Enviada em 13/09/2020

Durante a Primeira Revolução Industrial, no século VXIII, houve uma grande exploração trabalhista, quando os funcionários das fábricas trabalhavam horas seguidas sem direitos e sem saber se era dia ou noite. Trazendo para os dias atuais, inúmeros cidadãos são submetidos a cargas horárias de longo prazo, não cumprindo, dessa forma, com as leis trabalhistas. A partir disso, é necessário analisar de que maneira o trabalho escravo ainda acontece no e quais consequências ele traz consigo.

A priori, o desemprego no Brasil atingiu 12,8 milhões de pessoas, segundo o G1, deixando, dessa maneira, inúmeras pessoas propensas a propostas de empregos não tão justas, com longas horas de serviço e desvalorização salarial. Sendo assim, com a alta taxa de desemprego, os cidadãos tendem a buscar trabalho para sustentar suas famílias e conseguir trazer o mantimento para suas casas, não buscando, dessa maneira, seus direitos trabalhistas e aceitando propostas desumanas.  Desse modo, o cuidado com a saúde física e psicológica é deixada de lado, igualando-se aos processos de trabalho durante o século XVIII, quando os funcionários, incluindo crianças, eram submetidos a ficarem trabalhando dentro das fábricas por horas e sem direito a pausas.

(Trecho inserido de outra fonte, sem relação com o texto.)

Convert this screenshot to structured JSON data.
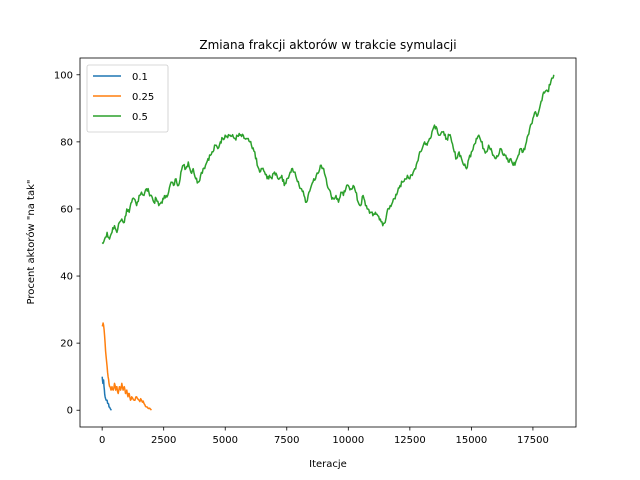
{
  "chart_data": {
    "type": "line",
    "title": "Zmiana frakcji aktorów w trakcie symulacji",
    "xlabel": "Iteracje",
    "ylabel": "Procent aktorów \"na tak\"",
    "xlim": [
      -900,
      19250
    ],
    "ylim": [
      -5,
      105
    ],
    "xticks": [
      0,
      2500,
      5000,
      7500,
      10000,
      12500,
      15000,
      17500
    ],
    "yticks": [
      0,
      20,
      40,
      60,
      80,
      100
    ],
    "grid": false,
    "legend_position": "top-left",
    "series": [
      {
        "name": "0.1",
        "color": "#1f77b4",
        "points": [
          [
            0,
            10
          ],
          [
            30,
            8
          ],
          [
            60,
            9
          ],
          [
            90,
            6
          ],
          [
            120,
            4
          ],
          [
            160,
            3
          ],
          [
            200,
            3
          ],
          [
            240,
            2
          ],
          [
            280,
            1
          ],
          [
            330,
            0.5
          ],
          [
            380,
            0
          ]
        ]
      },
      {
        "name": "0.25",
        "color": "#ff7f0e",
        "points": [
          [
            0,
            25
          ],
          [
            40,
            26
          ],
          [
            80,
            24
          ],
          [
            120,
            20
          ],
          [
            160,
            16
          ],
          [
            200,
            13
          ],
          [
            240,
            10
          ],
          [
            280,
            8
          ],
          [
            320,
            7
          ],
          [
            360,
            6
          ],
          [
            400,
            7
          ],
          [
            450,
            6
          ],
          [
            500,
            8
          ],
          [
            550,
            6
          ],
          [
            600,
            7
          ],
          [
            650,
            5
          ],
          [
            700,
            7
          ],
          [
            750,
            6
          ],
          [
            800,
            8
          ],
          [
            850,
            6
          ],
          [
            900,
            7
          ],
          [
            950,
            5
          ],
          [
            1000,
            6
          ],
          [
            1050,
            4
          ],
          [
            1100,
            5
          ],
          [
            1150,
            3
          ],
          [
            1200,
            4
          ],
          [
            1300,
            3
          ],
          [
            1400,
            4
          ],
          [
            1500,
            3
          ],
          [
            1600,
            3
          ],
          [
            1700,
            2
          ],
          [
            1800,
            1
          ],
          [
            1900,
            0.5
          ],
          [
            2000,
            0
          ]
        ]
      },
      {
        "name": "0.5",
        "color": "#2ca02c",
        "points": [
          [
            0,
            50
          ],
          [
            100,
            51
          ],
          [
            200,
            53
          ],
          [
            300,
            51
          ],
          [
            400,
            53
          ],
          [
            500,
            55
          ],
          [
            600,
            53
          ],
          [
            700,
            56
          ],
          [
            800,
            57
          ],
          [
            900,
            56
          ],
          [
            1000,
            60
          ],
          [
            1100,
            59
          ],
          [
            1200,
            62
          ],
          [
            1300,
            63
          ],
          [
            1400,
            61
          ],
          [
            1500,
            64
          ],
          [
            1600,
            65
          ],
          [
            1700,
            64
          ],
          [
            1800,
            66
          ],
          [
            1900,
            65
          ],
          [
            2000,
            64
          ],
          [
            2100,
            62
          ],
          [
            2200,
            63
          ],
          [
            2300,
            61
          ],
          [
            2400,
            62
          ],
          [
            2500,
            63
          ],
          [
            2600,
            64
          ],
          [
            2700,
            65
          ],
          [
            2800,
            68
          ],
          [
            2900,
            67
          ],
          [
            3000,
            69
          ],
          [
            3100,
            67
          ],
          [
            3200,
            71
          ],
          [
            3300,
            73
          ],
          [
            3400,
            72
          ],
          [
            3500,
            74
          ],
          [
            3600,
            71
          ],
          [
            3700,
            72
          ],
          [
            3800,
            69
          ],
          [
            3900,
            68
          ],
          [
            4000,
            70
          ],
          [
            4100,
            72
          ],
          [
            4200,
            73
          ],
          [
            4300,
            75
          ],
          [
            4400,
            76
          ],
          [
            4500,
            77
          ],
          [
            4600,
            79
          ],
          [
            4700,
            78
          ],
          [
            4800,
            80
          ],
          [
            4900,
            81
          ],
          [
            5000,
            82
          ],
          [
            5200,
            82
          ],
          [
            5400,
            81
          ],
          [
            5600,
            82
          ],
          [
            5800,
            81
          ],
          [
            6000,
            80
          ],
          [
            6100,
            78
          ],
          [
            6200,
            77
          ],
          [
            6300,
            73
          ],
          [
            6400,
            71
          ],
          [
            6500,
            72
          ],
          [
            6600,
            71
          ],
          [
            6700,
            69
          ],
          [
            6800,
            70
          ],
          [
            6900,
            69
          ],
          [
            7000,
            71
          ],
          [
            7100,
            70
          ],
          [
            7200,
            69
          ],
          [
            7300,
            70
          ],
          [
            7400,
            67
          ],
          [
            7500,
            69
          ],
          [
            7600,
            70
          ],
          [
            7700,
            72
          ],
          [
            7800,
            71
          ],
          [
            7900,
            69
          ],
          [
            8000,
            67
          ],
          [
            8100,
            66
          ],
          [
            8200,
            64
          ],
          [
            8300,
            62
          ],
          [
            8400,
            65
          ],
          [
            8500,
            67
          ],
          [
            8600,
            69
          ],
          [
            8700,
            70
          ],
          [
            8800,
            71
          ],
          [
            8900,
            73
          ],
          [
            9000,
            72
          ],
          [
            9100,
            69
          ],
          [
            9200,
            66
          ],
          [
            9300,
            64
          ],
          [
            9400,
            63
          ],
          [
            9500,
            64
          ],
          [
            9600,
            62
          ],
          [
            9700,
            65
          ],
          [
            9800,
            64
          ],
          [
            9900,
            66
          ],
          [
            10000,
            67
          ],
          [
            10100,
            66
          ],
          [
            10200,
            67
          ],
          [
            10300,
            65
          ],
          [
            10400,
            62
          ],
          [
            10500,
            61
          ],
          [
            10600,
            64
          ],
          [
            10700,
            61
          ],
          [
            10800,
            60
          ],
          [
            10900,
            59
          ],
          [
            11000,
            58
          ],
          [
            11100,
            59
          ],
          [
            11200,
            58
          ],
          [
            11300,
            57
          ],
          [
            11400,
            55
          ],
          [
            11500,
            56
          ],
          [
            11600,
            60
          ],
          [
            11700,
            61
          ],
          [
            11800,
            62
          ],
          [
            11900,
            63
          ],
          [
            12000,
            65
          ],
          [
            12100,
            67
          ],
          [
            12200,
            68
          ],
          [
            12300,
            69
          ],
          [
            12400,
            70
          ],
          [
            12500,
            69
          ],
          [
            12600,
            70
          ],
          [
            12700,
            72
          ],
          [
            12800,
            74
          ],
          [
            12900,
            77
          ],
          [
            13000,
            78
          ],
          [
            13100,
            80
          ],
          [
            13200,
            79
          ],
          [
            13300,
            81
          ],
          [
            13400,
            83
          ],
          [
            13500,
            85
          ],
          [
            13600,
            84
          ],
          [
            13700,
            82
          ],
          [
            13800,
            83
          ],
          [
            13900,
            82
          ],
          [
            14000,
            81
          ],
          [
            14100,
            82
          ],
          [
            14200,
            80
          ],
          [
            14300,
            77
          ],
          [
            14400,
            75
          ],
          [
            14500,
            77
          ],
          [
            14600,
            75
          ],
          [
            14700,
            73
          ],
          [
            14800,
            72
          ],
          [
            14900,
            75
          ],
          [
            15000,
            77
          ],
          [
            15100,
            79
          ],
          [
            15200,
            81
          ],
          [
            15300,
            82
          ],
          [
            15400,
            80
          ],
          [
            15500,
            78
          ],
          [
            15600,
            77
          ],
          [
            15700,
            79
          ],
          [
            15800,
            78
          ],
          [
            15900,
            76
          ],
          [
            16000,
            75
          ],
          [
            16100,
            76
          ],
          [
            16200,
            78
          ],
          [
            16300,
            76
          ],
          [
            16400,
            76
          ],
          [
            16500,
            74
          ],
          [
            16600,
            75
          ],
          [
            16700,
            73
          ],
          [
            16800,
            74
          ],
          [
            16900,
            76
          ],
          [
            17000,
            78
          ],
          [
            17100,
            77
          ],
          [
            17200,
            79
          ],
          [
            17300,
            82
          ],
          [
            17400,
            85
          ],
          [
            17500,
            87
          ],
          [
            17600,
            89
          ],
          [
            17700,
            88
          ],
          [
            17800,
            91
          ],
          [
            17900,
            94
          ],
          [
            18000,
            95
          ],
          [
            18100,
            95
          ],
          [
            18200,
            97
          ],
          [
            18300,
            99
          ],
          [
            18350,
            100
          ]
        ]
      }
    ]
  }
}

Outrossim, juntamente ao cansaço físico por causa de suas obrigações, esses tipos de trabalhos podem acarretar consigo, também, doenças psicológicas, como a ansiedade, que pode causar uma crise do pânico, geradas pelo esgotamento. De acordo com o Filósofo Michael Foucault, todo ser humano é uma construção biológica, psicológica e social, necessitando de cuidado com todas essas áreas de sua vida. Contudo, não é isso o que de fato acontece, devido a esses tipos de trabalhos, pois, muitos desses funcionários acabam se afastando de suas famílias por falta de tempo e abrindo mão  dos seus cuidados com a alimentação e saúde, além do descanso e prejudicando, assim, a sua saúde mental.

Destarte, faz-se mister que o Ministério da Mulher, Família e Direitos Humanos entre com profissionais da área dos direitos trabalhistas, fazendo fiscalizações dentro das pequenas, médias e grandes empresas, visualizando a quantidade de horas trabalhadas pelos funcionários e se todos os seus direitos estão sendo respeitados. Ademais, deverão também, aplicar multas sob aquelas empresas que mesmo após a ultrapassagem da carga horária, ainda mantêm os funcionários, sem que seja pago as suas horas extras ou seja dado folgas. Tal ação garantirá que não haja mais trabalho escravo igual ao que acontecia durante a Primeira Revolução industrial e manterá o bem-estar da população trabalhadora do Brasil atual.